Faithful feline found by family PDF  | Print |  E-mail
Written by By JAN LARSON Sentinel County Editor   
Tuesday, 22 December 2009 09:37
PEMBERVILLE - Don't tell Wavey the cat that her role in life is to be a finicky feline, not a loyal lapdog.
We've all heard heart-warming stories of dogs that overcome huge odds and traverse tough terrain to get back to their humans. But how about a cat that lingers at the scene of an accident until her owners return?
This tale began last week when Pemberville native Jena Lohrbach and her husband, Roger Whittaker, were on their way back to Ohio for the holidays from their home in Powell River, British Columbia, Canada.
As they were driving through the wide open spaces of Wyoming, they slowed upon seeing an emergency vehicle ahead. Their vehicle hit ice, turned 180 degrees, slid off the road, down an embankment, and rolled at least twice. The couple was taken to a hospital in Rawlins - with Jena having a badly sprained ankle and Roger having a bruise on his shoulder from the seatbelt.
Though relieved that their injuries were minor, the couple worried about their 6-month-old calico kitten, Wavey, who had been sleeping in the back of their van when it crashed. They saw no sign of her as they were taken from the scene of the accident.

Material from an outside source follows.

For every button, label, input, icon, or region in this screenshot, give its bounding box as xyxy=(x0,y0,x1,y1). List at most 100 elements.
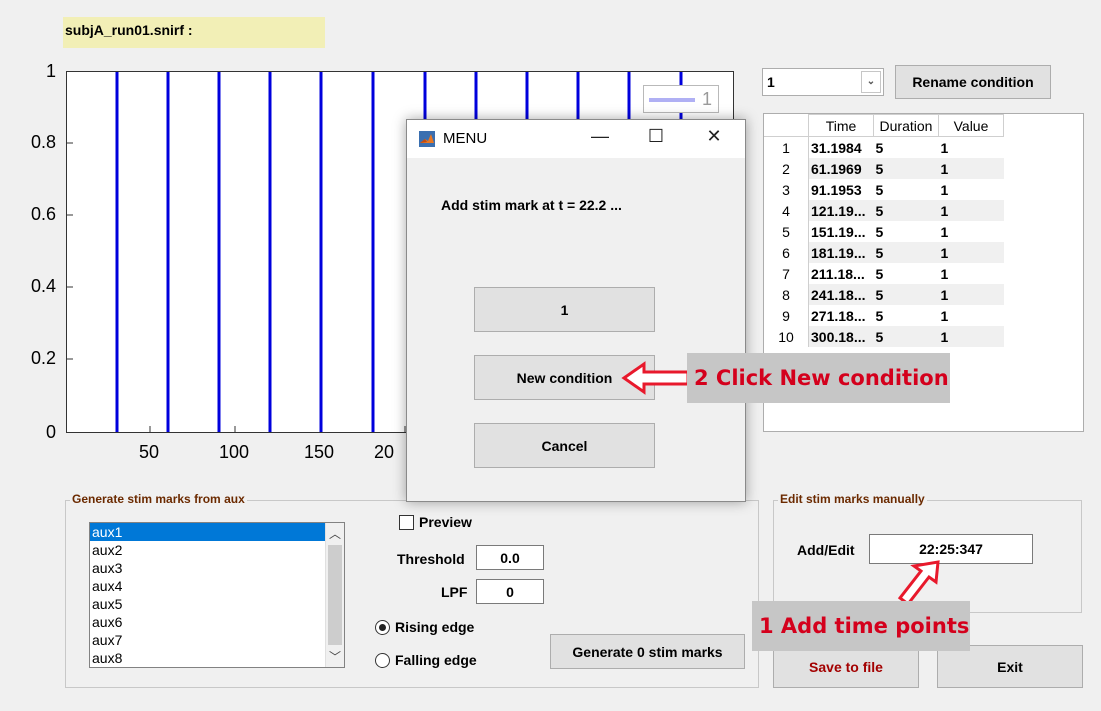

The couple was released from the emergency room around midnight, and was taken by hospital staff to a hotel across the street. The next day, they tried to get a rental car, but were unable to secure one until sunset - too late to search for Wavey the cat.

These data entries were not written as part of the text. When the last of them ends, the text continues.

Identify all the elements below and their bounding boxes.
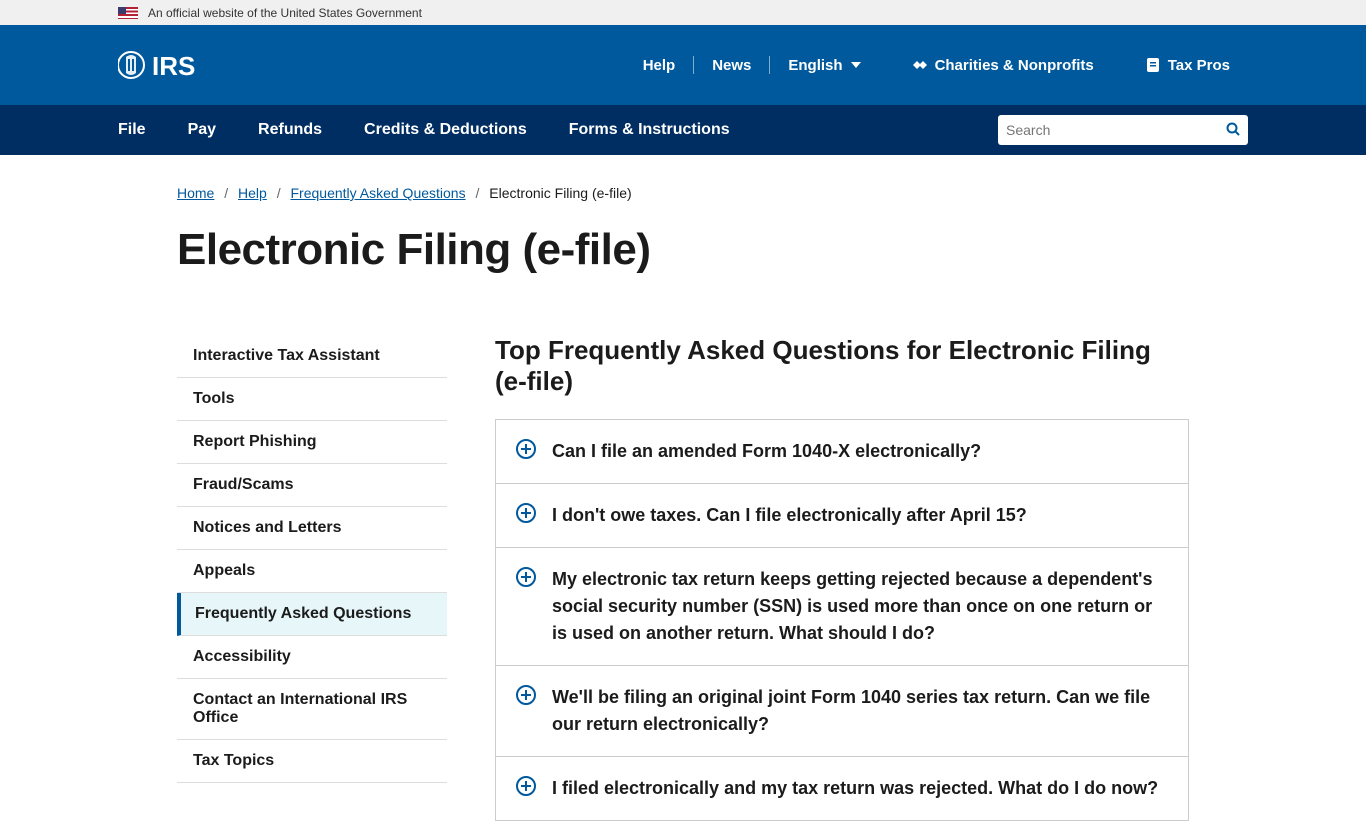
taxpros-link[interactable]: Tax Pros <box>1126 56 1248 74</box>
us-flag-icon <box>118 7 138 19</box>
svg-text:IRS: IRS <box>152 51 195 81</box>
faq-question: My electronic tax return keeps getting r… <box>552 566 1168 647</box>
sidebar-item[interactable]: Appeals <box>177 550 447 593</box>
crumb-sep: / <box>476 185 480 201</box>
charities-label: Charities & Nonprofits <box>935 57 1094 74</box>
faq-item[interactable]: I don't owe taxes. Can I file electronic… <box>495 483 1189 548</box>
crumb-help[interactable]: Help <box>238 185 267 201</box>
faq-item[interactable]: I filed electronically and my tax return… <box>495 756 1189 821</box>
top-header: IRS Help News English Charities & Nonpro… <box>0 25 1366 105</box>
crumb-sep: / <box>277 185 281 201</box>
main-row: Interactive Tax AssistantToolsReport Phi… <box>177 335 1189 820</box>
page-title: Electronic Filing (e-file) <box>177 225 1189 275</box>
sidebar-item[interactable]: Report Phishing <box>177 421 447 464</box>
faq-area: Top Frequently Asked Questions for Elect… <box>495 335 1189 820</box>
language-label: English <box>788 57 842 74</box>
top-links: Help News English Charities & Nonprofits… <box>625 56 1248 74</box>
irs-logo[interactable]: IRS <box>118 47 218 83</box>
news-link[interactable]: News <box>694 56 770 74</box>
faq-list: Can I file an amended Form 1040-X electr… <box>495 419 1189 821</box>
taxpros-label: Tax Pros <box>1168 57 1230 74</box>
document-icon <box>1144 56 1162 74</box>
sidebar-item[interactable]: Interactive Tax Assistant <box>177 335 447 378</box>
search-input[interactable] <box>1006 122 1226 138</box>
sidebar-item[interactable]: Accessibility <box>177 636 447 679</box>
gov-banner: An official website of the United States… <box>0 0 1366 25</box>
faq-question: I filed electronically and my tax return… <box>552 775 1168 802</box>
breadcrumb: Home / Help / Frequently Asked Questions… <box>177 155 1189 201</box>
nav-refunds[interactable]: Refunds <box>258 121 322 139</box>
sidebar-item[interactable]: Tools <box>177 378 447 421</box>
nav-pay[interactable]: Pay <box>188 121 216 139</box>
nav-credits[interactable]: Credits & Deductions <box>364 121 527 139</box>
crumb-sep: / <box>224 185 228 201</box>
sidebar-item[interactable]: Contact an International IRS Office <box>177 679 447 740</box>
faq-question: Can I file an amended Form 1040-X electr… <box>552 438 1168 465</box>
nav-forms[interactable]: Forms & Instructions <box>569 121 730 139</box>
faq-heading: Top Frequently Asked Questions for Elect… <box>495 335 1189 397</box>
sidebar-item[interactable]: Notices and Letters <box>177 507 447 550</box>
plus-circle-icon <box>516 685 536 705</box>
faq-item[interactable]: We'll be filing an original joint Form 1… <box>495 665 1189 757</box>
content: Home / Help / Frequently Asked Questions… <box>59 155 1307 820</box>
plus-circle-icon <box>516 503 536 523</box>
plus-circle-icon <box>516 567 536 587</box>
charities-link[interactable]: Charities & Nonprofits <box>893 56 1112 74</box>
crumb-faq[interactable]: Frequently Asked Questions <box>291 185 466 201</box>
sidebar-item[interactable]: Tax Topics <box>177 740 447 783</box>
sidebar-item[interactable]: Fraud/Scams <box>177 464 447 507</box>
faq-item[interactable]: Can I file an amended Form 1040-X electr… <box>495 419 1189 484</box>
sidebar-item[interactable]: Frequently Asked Questions <box>177 593 447 636</box>
search-icon[interactable] <box>1226 122 1240 139</box>
crumb-current: Electronic Filing (e-file) <box>489 185 631 201</box>
language-selector[interactable]: English <box>770 56 878 74</box>
faq-item[interactable]: My electronic tax return keeps getting r… <box>495 547 1189 666</box>
sidebar: Interactive Tax AssistantToolsReport Phi… <box>177 335 447 783</box>
gov-banner-text: An official website of the United States… <box>148 6 422 20</box>
nav-file[interactable]: File <box>118 121 146 139</box>
faq-question: We'll be filing an original joint Form 1… <box>552 684 1168 738</box>
handshake-icon <box>911 56 929 74</box>
chevron-down-icon <box>851 62 861 68</box>
nav-bar: File Pay Refunds Credits & Deductions Fo… <box>0 105 1366 155</box>
help-link[interactable]: Help <box>625 56 695 74</box>
plus-circle-icon <box>516 776 536 796</box>
nav-items: File Pay Refunds Credits & Deductions Fo… <box>118 121 730 139</box>
crumb-home[interactable]: Home <box>177 185 214 201</box>
plus-circle-icon <box>516 439 536 459</box>
faq-question: I don't owe taxes. Can I file electronic… <box>552 502 1168 529</box>
search-box[interactable] <box>998 115 1248 145</box>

"It drove us absolutely crazy, the day of waiting," Lohrbach.
They took off the next morning to the scene of the accident, frantic to find their feline who had been alone on the cold prairie for 40 hours.

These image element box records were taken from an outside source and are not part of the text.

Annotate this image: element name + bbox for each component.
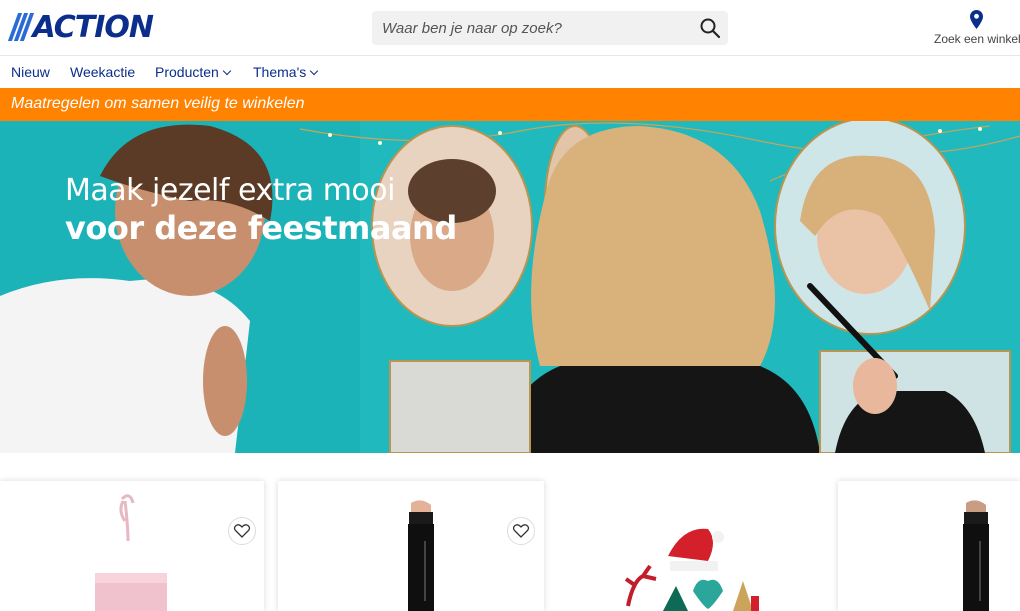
- nav-label: Thema's: [253, 64, 307, 80]
- product-card[interactable]: [558, 481, 824, 611]
- heart-icon[interactable]: [228, 517, 256, 545]
- hero-banner[interactable]: Maak jezelf extra mooi voor deze feestma…: [0, 121, 1020, 453]
- site-header: ACTION Zoek een winkel: [0, 0, 1020, 56]
- product-card[interactable]: [278, 481, 544, 611]
- makeup-stick-image: [408, 500, 434, 611]
- chevron-down-icon: [310, 66, 319, 76]
- nav-item-nieuw[interactable]: Nieuw: [11, 64, 50, 80]
- main-nav: Nieuw Weekactie Producten Thema's: [0, 56, 1020, 88]
- nav-item-weekactie[interactable]: Weekactie: [70, 64, 135, 80]
- hero-title: Maak jezelf extra mooi: [65, 173, 395, 208]
- find-store-label: Zoek een winkel: [934, 32, 1020, 46]
- heart-icon[interactable]: [507, 517, 535, 545]
- nav-label: Nieuw: [11, 64, 50, 80]
- search-input[interactable]: [372, 11, 682, 45]
- nav-label: Producten: [155, 64, 219, 80]
- christmas-decoration-image: [624, 528, 759, 611]
- chevron-down-icon: [222, 66, 232, 76]
- action-logo[interactable]: ACTION: [7, 9, 154, 45]
- location-pin-icon: [970, 10, 983, 34]
- hero-image: [0, 121, 1020, 453]
- product-carousel: [0, 453, 1020, 611]
- logo-text: ACTION: [32, 9, 154, 45]
- nav-item-producten[interactable]: Producten: [155, 64, 232, 80]
- nav-label: Weekactie: [70, 64, 136, 80]
- makeup-stick-image: [963, 500, 989, 611]
- hero-subtitle: voor deze feestmaand: [65, 209, 457, 247]
- logo-stripes: [7, 13, 35, 41]
- nav-item-themas[interactable]: Thema's: [253, 64, 319, 80]
- find-store-link[interactable]: Zoek een winkel: [930, 10, 1020, 50]
- product-card[interactable]: [0, 481, 264, 611]
- gift-bag-image: [95, 494, 167, 611]
- notice-banner[interactable]: Maatregelen om samen veilig te winkelen: [0, 88, 1020, 121]
- search-bar: [372, 11, 728, 45]
- notice-text: Maatregelen om samen veilig te winkelen: [11, 95, 305, 112]
- product-card[interactable]: [838, 481, 1020, 611]
- search-icon[interactable]: [698, 16, 722, 40]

"She was sitting there about five feet from the road, just sitting by the road," Lohrbach said. "She was actually sitting right where our skid marks were. She's brilliant."
That, and she was probably hungry.
The tow truck crew told the couple that as they cleaned up the accident scene, the found a bag of cat food thrown from the van. They figured a cat must have accompanied the food.
"And they saw a paw print," from the lost kitten, who up until then had been strictly a house cat.
So they sprinkled some food around the scene, since it was a very remote prairie area.
The food - or faithful love for her humans - held the feline fast to the last place she had seen them. Wavey, though cold and hungry, was otherwise fine.
"She was very, very cold," Lohrbach said, noting that the temperatures had dipped down to 20 below zero. "She settled right down in my lap on the way back to the hotel."
Before leaving the scene again, the couple showed Wavey to the tow truck crew, which was parked on a nearby service road. "They thought that was fantastic," Lohrbach said.
The couple returned to Rawlins and took their cat to a veterinarian.
"The vet said, 'she's amazing - just a little cut on the lip,'" Lohrbach said.
Her owners have, however, noticed that Wavey has developed some abandonment issues.
"She doesn't like to be alone," Lohrbach said.
But other than that, she seems to have suffered no ill effects.
"She's pretty back to being herself," Lohrbach said, as the cat kept playfully jumping on her legs during this interview.
Stranded without a vehicle in the middle of Wyoming, Jena's parents, Carl and Cindy Lohrbach of Pemberville, drove west last week to pick up the couple and their cat. It was the first trip home for the holidays in two years for Jena, a freelance editor, and Roger, a safety manager for a resource road building company.
A trip that Wavey the cat almost didn't make.
"It's pretty amazing isn't it," Carl Lohrbach said.